El joven camina, observa, mantiene una escrupulosa búsqueda que solo es capaz de inspirarnos caos y abandono. Amanecemos en una ciudad amable, con todo tipo de posibilidades, pero en su avance se va tornando osca, decadente y superficial, hasta ese instante en el que todo se enfoca al golpe inesperado, al acecho del hombre siendo su peor enemigo, cuando los monstruos cotidianos reciben el mismo trato que los inocentes que con ellos se cruzan.
El director es solidario con la ambientación. Dentro de su fascinación por Nueva Zelanda, dota de una personalidad única a sus calles y los espacios que este hombre visita. Todo parece amplio, un abismo en el que insertar esa idea de búsqueda imposible, de espacio que nunca será capaz de abarcar. En cambio, cuando se fija en el joven, es cercano, casi intrusivo. Siempre planos muy cercanos a su rostro, sus piernas, su espalda, a sus labios susurrantes. Pareciera que, en silencio, quiere hacernos entender la psique de su protagonista, algo tan improbable como ese fortuito encuentro. De sus ojos pasamos a observar a aquellas mujeres que cruzan sus pasos con él, vaporosos vestidos que inspiran el recuerdo de algo perdido, para que Calliope Bay fluya en un estado de incógnita y falsa esperanza, un thriller bien armado y lleno de preguntas que aprovechan esta corta experiencia para validar el vacío de su respuesta.
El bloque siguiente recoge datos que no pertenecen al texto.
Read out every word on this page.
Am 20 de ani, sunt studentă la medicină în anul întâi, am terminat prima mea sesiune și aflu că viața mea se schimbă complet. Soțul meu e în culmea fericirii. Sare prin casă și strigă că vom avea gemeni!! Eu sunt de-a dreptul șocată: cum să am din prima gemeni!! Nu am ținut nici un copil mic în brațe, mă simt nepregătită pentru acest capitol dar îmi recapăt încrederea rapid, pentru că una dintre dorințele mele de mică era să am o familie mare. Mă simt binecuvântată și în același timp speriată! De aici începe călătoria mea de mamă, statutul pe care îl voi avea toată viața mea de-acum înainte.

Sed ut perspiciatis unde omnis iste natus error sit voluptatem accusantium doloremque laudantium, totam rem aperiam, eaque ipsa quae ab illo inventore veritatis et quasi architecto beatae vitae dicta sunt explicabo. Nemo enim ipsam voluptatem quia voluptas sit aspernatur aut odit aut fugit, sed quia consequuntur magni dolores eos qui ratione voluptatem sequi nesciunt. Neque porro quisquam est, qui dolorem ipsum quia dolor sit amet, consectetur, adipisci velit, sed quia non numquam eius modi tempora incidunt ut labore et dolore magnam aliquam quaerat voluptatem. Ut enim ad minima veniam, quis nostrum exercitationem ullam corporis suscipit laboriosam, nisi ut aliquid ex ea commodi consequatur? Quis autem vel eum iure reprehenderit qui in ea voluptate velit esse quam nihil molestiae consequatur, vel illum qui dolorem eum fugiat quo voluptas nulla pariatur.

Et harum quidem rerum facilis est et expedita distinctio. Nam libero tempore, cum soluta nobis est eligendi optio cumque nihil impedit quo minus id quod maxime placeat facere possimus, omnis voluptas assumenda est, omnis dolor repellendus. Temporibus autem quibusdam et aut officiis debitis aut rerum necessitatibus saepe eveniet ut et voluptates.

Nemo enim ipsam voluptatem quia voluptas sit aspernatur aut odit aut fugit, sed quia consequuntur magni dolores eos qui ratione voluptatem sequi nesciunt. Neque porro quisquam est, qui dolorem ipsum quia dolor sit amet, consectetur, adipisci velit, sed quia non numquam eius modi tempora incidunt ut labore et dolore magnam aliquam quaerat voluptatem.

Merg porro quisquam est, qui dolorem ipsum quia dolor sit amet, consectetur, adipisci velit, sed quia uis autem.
Llega la noche y ahí se carga de oscuridad la experiencia propuesta, dando pie a consolidar la idea que propone su primer largo, el apreciado shock que deja al espectador en un estado de desamparo sin saber quién es el personaje que realmente debemos atender o tratar de comprender, y cuán turbias pueden ser sus intenciones. Si James Ashcroft consigue insuflar a sus historias la misma incertidumbre que consigue con sus ambientes, será uno de esos objetivos que seguir de cerca.